When people ask “why,” they’re often searching for meaning, motive, or explanation. It’s a natural question — but not always a reliable one. In many cases, the why is not a solid truth but an imagined outcome. It’s a story we tell ourselves to give events shape or direction, often after the fact. These imagined outcomes can give us comfort, but they can also mislead us if we’re not careful.
We ask why something happened, why someone left, why we failed, why we succeeded. But most of the time, the real answer is too complex, too hidden, or too dependent on unseen forces for us to truly know. So we fill in the blanks. We create meaning. We tell ourselves, “It must be because I wasn’t good enough,” or “It happened so I could learn a lesson,” or “There’s a bigger reason for all this.” These are imagined outcomes — guesses that feel like truths.

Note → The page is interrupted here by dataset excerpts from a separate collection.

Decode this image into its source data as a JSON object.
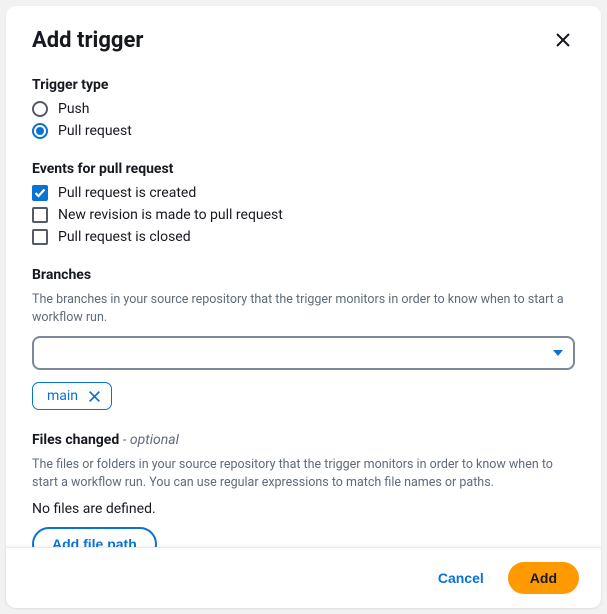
{
  "title": "Add trigger",
  "triggerType": {
    "label": "Trigger type",
    "options": {
      "push": "Push",
      "pullRequest": "Pull request"
    },
    "selected": "pullRequest"
  },
  "events": {
    "label": "Events for pull request",
    "options": {
      "created": {
        "label": "Pull request is created",
        "checked": true
      },
      "revision": {
        "label": "New revision is made to pull request",
        "checked": false
      },
      "closed": {
        "label": "Pull request is closed",
        "checked": false
      }
    }
  },
  "branches": {
    "label": "Branches",
    "help": "The branches in your source repository that the trigger monitors in order to know when to start a workflow run.",
    "tags": [
      "main"
    ]
  },
  "filesChanged": {
    "label": "Files changed",
    "optionalSuffix": " - optional",
    "help": "The files or folders in your source repository that the trigger monitors in order to know when to start a workflow run. You can use regular expressions to match file names or paths.",
    "emptyText": "No files are defined.",
    "addLabel": "Add file path"
  },
  "footer": {
    "cancel": "Cancel",
    "add": "Add"
  }
}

The danger is not in imagining. It’s in forgetting that we’re imagining. When we cling too tightly to a specific why, we limit how we see ourselves and the world. We assume cause and effect where none exists. We blame ourselves unfairly. Or we give too much weight to an interpretation that comforts us, even if it blinds us to reality.
This also applies to the future. When we ask, “Why should I try?” or “Why would this matter?” we are projecting imagined results. We think, “If I do this, then this will happen,” as if life moves in straight lines. But life is far more unpredictable. Our whys often miss the mark. What we expect to happen rarely unfolds exactly that way.
Understanding that whys are imagined outcomes can actually be freeing. It reminds us that we don’t always need a perfect explanation. It’s okay to say, “I don’t know why, but I can choose what to do next.” That shift pulls us out of passive analysis and into active living.
Rather than chasing whys that may never settle, focus on what you can do. Focus on the how — how you respond, how you grow, how you move forward. The need to explain can keep you stuck. The will to act moves you on.
Meaning is not always found. Sometimes, it’s made. And the truth is, we rarely know the real why until much later — if ever. So ask if you must, but remember that every why is just one possible version of the story. What you choose to do next is what defines the ending.